The present study prospectively analysed cataract progression, using the LOCS III grading system, in a cohort of eyes treated with PPV for RRD. The potential influence of various demographic, clinical and surgical characteristics was also evaluated. Factors related to cataract progression after vitrectomy have been extensively discussed in the literature. To date, most studies have been retrospective, including large samples but with low homogeneity in terms of the study populations, timing of follow-up visits, surgeons and investigators. [7, 8] The present study was unique in calculating the time to CES indication following PPV. The novelty is chiefly methodological, consisting in the “ex ante” definition of the level of lens opacification and/or refractive variation required to indicate CES. This way to collect data on the parameters possibly influencing cataract development ensures minimal biases of correlation. The median time between PPV and CES (14.5 months) was similar to that in a prospective series,  but longer than the means reported in other studies examining similar characteristics, such as small-gauge PPV or RRD treated with gas tamponade. [7, 10, 11] Regarding the type of cataract, the N form progressed significantly according to the LOCS III starting from 6 months after PPV, as did the PSC type. In contrast, the C type showed no significant progression during the whole follow-up period, in line with previous observations. [10, 11, 12, 13] Progression of the N and PSC forms supported the concept that noxa mainly affected the posterior surface of the lens. These forms may result from increased exposure to oxygen via the retinal vasculature due to an absence of vitreous gel, prolonged liquid flow from the pars plana and the use of steroids as vitreal stainer during vitrectomy. [14, 15] Unlike the N and SCP forms, C cataracts are associated with extensive disruption of cell structure beginning near the equator of the lens. 

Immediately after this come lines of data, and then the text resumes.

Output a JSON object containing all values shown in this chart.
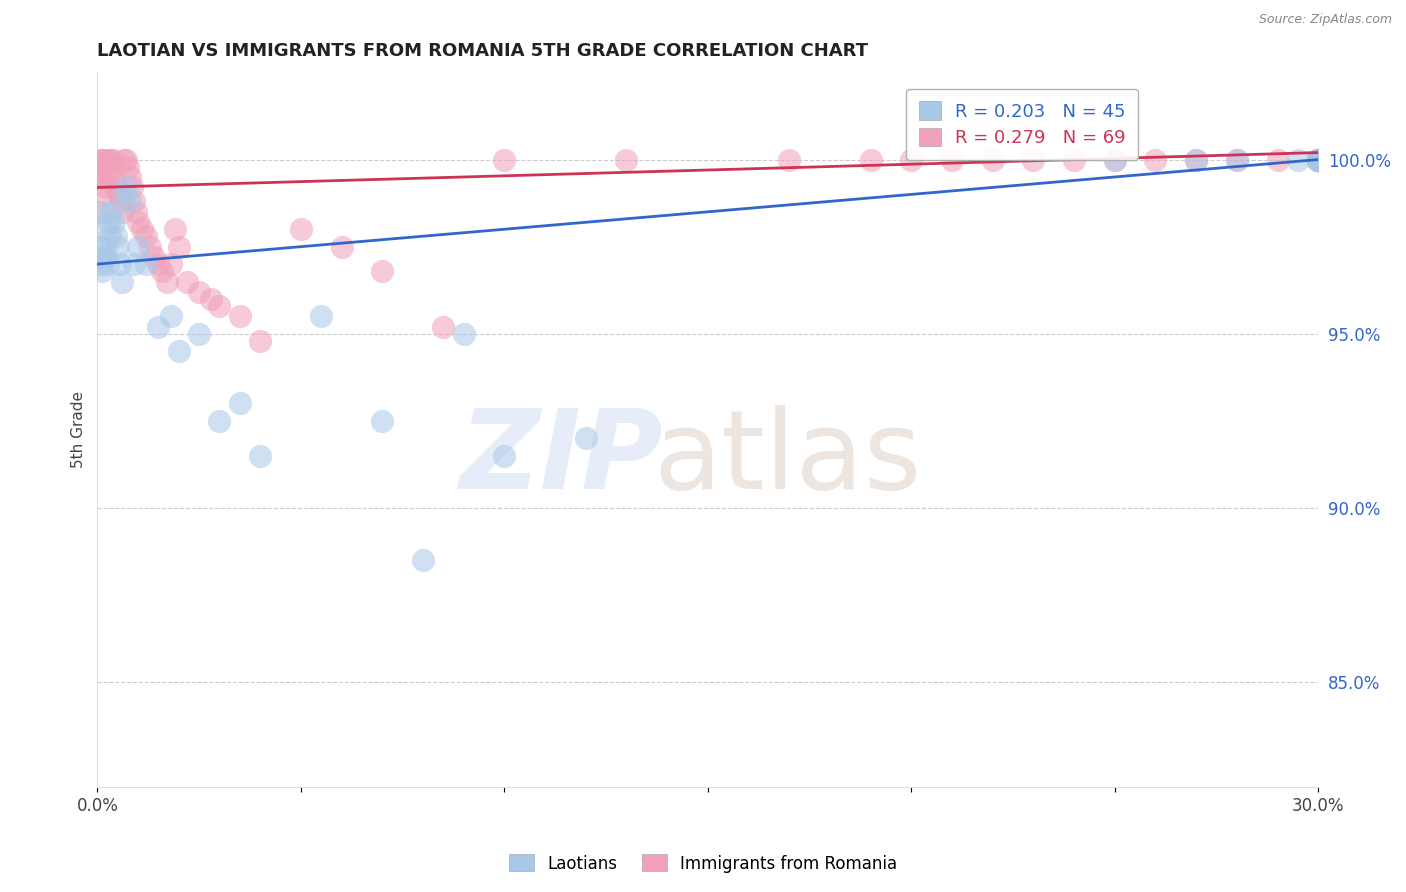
{
  "title": "LAOTIAN VS IMMIGRANTS FROM ROMANIA 5TH GRADE CORRELATION CHART",
  "source": "Source: ZipAtlas.com",
  "ylabel": "5th Grade",
  "xlim": [
    0.0,
    30.0
  ],
  "ylim": [
    82.0,
    102.5
  ],
  "yticks": [
    85.0,
    90.0,
    95.0,
    100.0
  ],
  "ytick_labels": [
    "85.0%",
    "90.0%",
    "95.0%",
    "100.0%"
  ],
  "blue_R": 0.203,
  "blue_N": 45,
  "pink_R": 0.279,
  "pink_N": 69,
  "blue_color": "#A8C8E8",
  "pink_color": "#F0A0B8",
  "blue_line_color": "#3366CC",
  "pink_line_color": "#CC3355",
  "legend_label_blue": "Laotians",
  "legend_label_pink": "Immigrants from Romania",
  "blue_x": [
    0.05,
    0.08,
    0.1,
    0.12,
    0.15,
    0.18,
    0.2,
    0.22,
    0.25,
    0.28,
    0.3,
    0.35,
    0.4,
    0.45,
    0.5,
    0.55,
    0.6,
    0.65,
    0.7,
    0.8,
    0.9,
    1.0,
    1.2,
    1.5,
    1.8,
    2.0,
    2.5,
    3.0,
    3.5,
    4.0,
    5.5,
    7.0,
    8.0,
    9.0,
    10.0,
    12.0,
    25.0,
    27.0,
    28.0,
    29.5,
    30.0,
    30.0,
    30.0,
    30.0,
    30.0
  ],
  "blue_y": [
    97.5,
    97.2,
    97.0,
    96.8,
    98.5,
    98.0,
    97.5,
    97.2,
    97.0,
    98.2,
    97.8,
    98.5,
    98.2,
    97.8,
    97.5,
    97.0,
    96.5,
    99.0,
    99.2,
    98.8,
    97.0,
    97.5,
    97.0,
    95.2,
    95.5,
    94.5,
    95.0,
    92.5,
    93.0,
    91.5,
    95.5,
    92.5,
    88.5,
    95.0,
    91.5,
    92.0,
    100.0,
    100.0,
    100.0,
    100.0,
    100.0,
    100.0,
    100.0,
    100.0,
    100.0
  ],
  "pink_x": [
    0.02,
    0.05,
    0.07,
    0.1,
    0.12,
    0.15,
    0.18,
    0.2,
    0.22,
    0.25,
    0.28,
    0.3,
    0.35,
    0.38,
    0.4,
    0.45,
    0.5,
    0.55,
    0.6,
    0.65,
    0.7,
    0.75,
    0.8,
    0.85,
    0.9,
    0.95,
    1.0,
    1.1,
    1.2,
    1.3,
    1.4,
    1.5,
    1.6,
    1.7,
    1.8,
    1.9,
    2.0,
    2.2,
    2.5,
    2.8,
    3.0,
    3.5,
    4.0,
    5.0,
    6.0,
    7.0,
    8.5,
    10.0,
    13.0,
    17.0,
    19.0,
    20.0,
    21.0,
    22.0,
    23.0,
    24.0,
    25.0,
    26.0,
    27.0,
    28.0,
    29.0,
    30.0,
    30.0,
    30.0,
    30.0,
    30.0,
    30.0,
    30.0,
    30.0
  ],
  "pink_y": [
    98.5,
    99.5,
    100.0,
    99.8,
    100.0,
    100.0,
    99.5,
    99.2,
    99.0,
    99.5,
    100.0,
    100.0,
    99.8,
    100.0,
    99.5,
    99.2,
    99.0,
    98.8,
    98.5,
    100.0,
    100.0,
    99.8,
    99.5,
    99.2,
    98.8,
    98.5,
    98.2,
    98.0,
    97.8,
    97.5,
    97.2,
    97.0,
    96.8,
    96.5,
    97.0,
    98.0,
    97.5,
    96.5,
    96.2,
    96.0,
    95.8,
    95.5,
    94.8,
    98.0,
    97.5,
    96.8,
    95.2,
    100.0,
    100.0,
    100.0,
    100.0,
    100.0,
    100.0,
    100.0,
    100.0,
    100.0,
    100.0,
    100.0,
    100.0,
    100.0,
    100.0,
    100.0,
    100.0,
    100.0,
    100.0,
    100.0,
    100.0,
    100.0,
    100.0
  ]
}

Three parameters in this study were significantly correlated with cataract progression: patient age, the use of PDMS tamponade and macula-on RRD.
In older patients (at the time of PPV), the CES indication was earlier, with the hazard ratio approximately doubling for every 5-year increase in age. This supports the preference for lens-sparing PPV to treat RRD in younger patients, considering also the increased technical difficulty of phacoemulsification in vitrectomized eyes. Certainly, the lens-sparing technique implies some differences as compared to the PPV combined with cataract extraction (i.e. phacovitrectomy, PCV). These essentially concern the enhanced retinal visualization during posterior segment surgery; the better access to the vitreous base allowing for a more extensive vitrectomy and endolaser treatment (thereby ensuring more extensive gas filling and better tamponade of retinal breaks) when the lens removal occurs before the PPV. However, a recent prospective trial reported that the preservation of the crystalline lens at the time of PPV ensured similar outcomes to those obtained with PCV, in terms of the retinal reattachment rate and safety during postoperative management.

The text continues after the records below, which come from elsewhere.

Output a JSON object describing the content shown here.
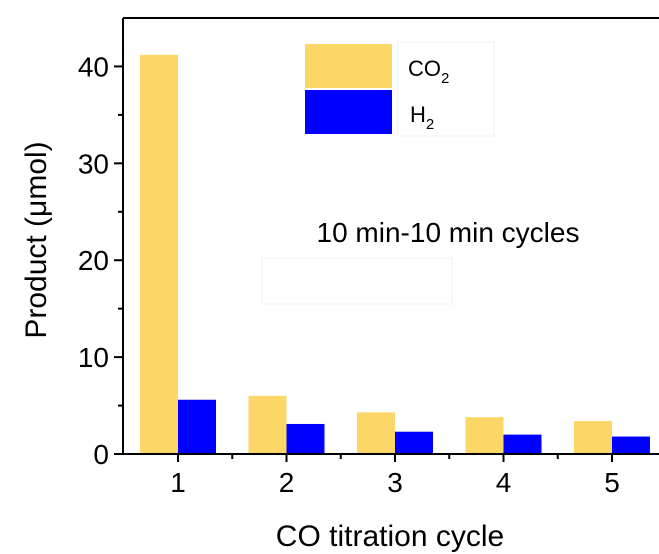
{
  "chart_data": {
    "type": "bar",
    "categories": [
      "1",
      "2",
      "3",
      "4",
      "5"
    ],
    "series": [
      {
        "name": "CO2",
        "name_main": "CO",
        "name_sub": "2",
        "color": "#FCD666",
        "values": [
          41.2,
          6.0,
          4.3,
          3.8,
          3.4
        ]
      },
      {
        "name": "H2",
        "name_main": "H",
        "name_sub": "2",
        "color": "#0000FF",
        "values": [
          5.6,
          3.1,
          2.3,
          2.0,
          1.8
        ]
      }
    ],
    "xlabel": "CO titration cycle",
    "ylabel": "Product (μmol)",
    "ylim": [
      0,
      45
    ],
    "yticks": [
      0,
      10,
      20,
      30,
      40
    ],
    "annotation": "10 min-10 min cycles",
    "legend_position": "top-right",
    "grid": false
  }
}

The correlation between cataract development and presence of PDMS identified in the present study was in line with the literature. [7, 11] The statistically significant results obtained in the small number of eyes with PDMS in this study confirms the appropriateness of the design.

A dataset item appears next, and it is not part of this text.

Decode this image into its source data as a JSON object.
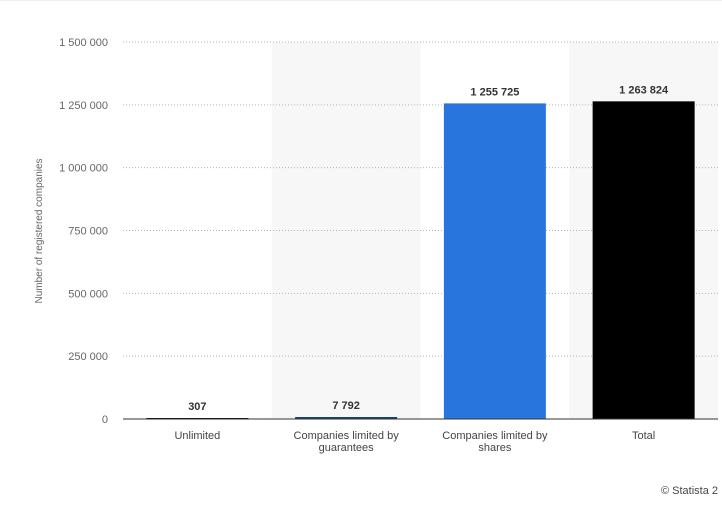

The apparently more rapid progression of cataract when the macula is not detached is an original finding whose mechanism remains quite difficult to assess. We think this issue in particular needs a confirmation through the enlargement of the sample size, which represents the major limitation of this study. However, the study benefitted from a highly homogeneous cohort in terms of: pre-surgery disease, the technical approach and post-PPV follow-up duration. Through prospective observation, visual and refractive conditions that indicate CES were clearly identified and located in time.